Concernant les activités produisant des eaux usées assimilées domestiques, tel que définies dans l’annexe 1 de l’arrêté du 21 décembre 2007, le pétitionnaire devra obtenir l’autorisation de rejeter ses eaux usées dans le réseau de collecte des eaux usées auprès du service assainissement.

UR5.1

  • Non-collectif Dans les secteurs zonés en assainissement non collectif, les immeubles doivent épurer leurs eaux usées par l’intermédiaire d’une installation d’assainissement non collectif conforme à la réglementation en vigueur.

Pour les constructions à usage d’habitation, il sera notamment demandé au pétitionnaire 250m² minimum d’un seul tenant situés en aval hydraulique de la construction et libres de toute occupation, afin de permettre la mise en œuvre d’un dispositif d’assainissement autonome conforme à la réglementation en vigueur. Cette aire se conçoit par tranche de 150 m2 de surface de plancher.

Pour les constructions ou installations à usage d’activité, il est notamment demandé au pétitionnaire une superficie de terrain d’un seul tenant en rapport avec l’activité, située en aval hydraulique de la construction et libre de toute occupation, afin de permettre la mise en œuvre d’un dispositif d’assainissement autonome adapté et conforme à la réglementation en vigueur. Ces installations doivent être conçues de façon à pouvoir être mises hors circuit et la construction directement raccordée au réseau collectif, si celui-ci est réalisé à postériori.

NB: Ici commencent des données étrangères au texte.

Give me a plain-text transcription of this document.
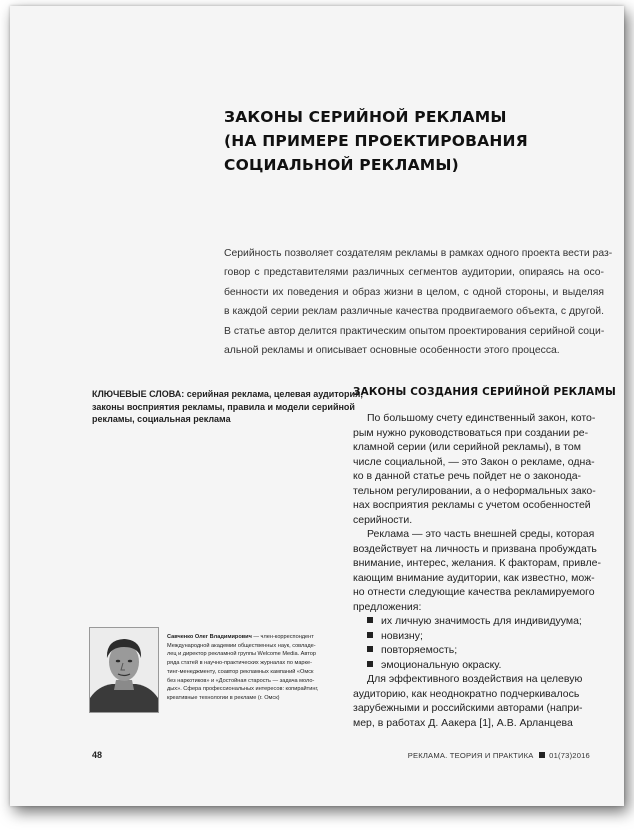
ЗАКОНЫ СЕРИЙНОЙ РЕКЛАМЫ
(НА ПРИМЕРЕ ПРОЕКТИРОВАНИЯ
СОЦИАЛЬНОЙ РЕКЛАМЫ)

Серийность позволяет создателям рекламы в рамках одного проекта вести раз-
говор с представителями различных сегментов аудитории, опираясь на осо-
бенности их поведения и образ жизни в целом, с одной стороны, и выделяя
в каждой серии реклам различные качества продвигаемого объекта, с другой.
В статье автор делится практическим опытом проектирования серийной соци-
альной рекламы и описывает основные особенности этого процесса.

КЛЮЧЕВЫЕ СЛОВА: серийная реклама, целевая аудитория,
законы восприятия рекламы, правила и модели серийной
рекламы, социальная реклама
ЗАКОНЫ СОЗДАНИЯ СЕРИЙНОЙ РЕКЛАМЫ
По большому счету единственный закон, кото-
рым нужно руководствоваться при создании ре-
кламной серии (или серийной рекламы), в том
числе социальной, — это Закон о рекламе, одна-
ко в данной статье речь пойдет не о законода-
тельном регулировании, а о неформальных зако-
нах восприятия рекламы с учетом особенностей
серийности.
Реклама — это часть внешней среды, которая
воздействует на личность и призвана пробуждать
внимание, интерес, желания. К факторам, привле-
кающим внимание аудитории, как известно, мож-
но отнести следующие качества рекламируемого
предложения:
их личную значимость для индивидуума;
новизну;
повторяемость;
эмоциональную окраску.
Для эффективного воздействия на целевую
аудиторию, как неоднократно подчеркивалось
зарубежными и российскими авторами (напри-
мер, в работах Д. Аакера [1], А.В. Арланцева
Савченко Олег Владимирович — член-корреспондент
Международной академии общественных наук, совладе-
лец и директор рекламной группы Welcome Media. Автор
ряда статей в научно-практических журналах по марке-
тинг-менеджменту, соавтор рекламных кампаний «Омск
без наркотиков» и «Достойная старость — задача моло-
дых». Сфера профессиональных интересов: копирайтинг,
креативные технологии в рекламе (г. Омск)
48	РЕКЛАМА. ТЕОРИЯ И ПРАКТИКА 01(73)2016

Quel que soit le type de construction, l’entretien des installations d’assainissement non-collectif est à la charge du pétitionnaire.

En cas d’aménagement, de changement d’affectation ou d’extension d’une construction existante de nature à augmenter les besoins, l’installation d’assainissement non collectif devra être apte à traiter les effluents. Dans le cas contraire, elle devra être soit partiellement soit totalement réhabilitée.

Quel que soit le zonage d’assainissement, l'évacuation d'eaux usées non traitées dans le milieu superficiel, réseau d'eaux pluviales, puisard ou cavité naturelle est interdite.

Eaux pluviales

  • Pour les constructions nouvelles Les aménagements doivent intégrer la gestion à la parcelle des eaux pluviales par infiltration et limiter l’imperméabilisation des sols. Les ouvrages de collecte et de rétention doivent être conçus selon des méthodes alternatives (noue, chaussée drainante….). Les bassins d’infiltration devront être accessibles pour l’entretien et participer à la qualité du site.

En cas de gestion des eaux pluviales à la parcelle, des mesures de précaution propres à éviter la dégradation sur les fonds voisins et sur les équipements publics sont à prendre et sont à la charge exclusive du propriétaire. Si le projet comporte des installations d’ouvrages de stockage individuels pour la récupération des eaux pluviales, elles seront à intégrer dans le respect du bâti et du site ou à enterrer.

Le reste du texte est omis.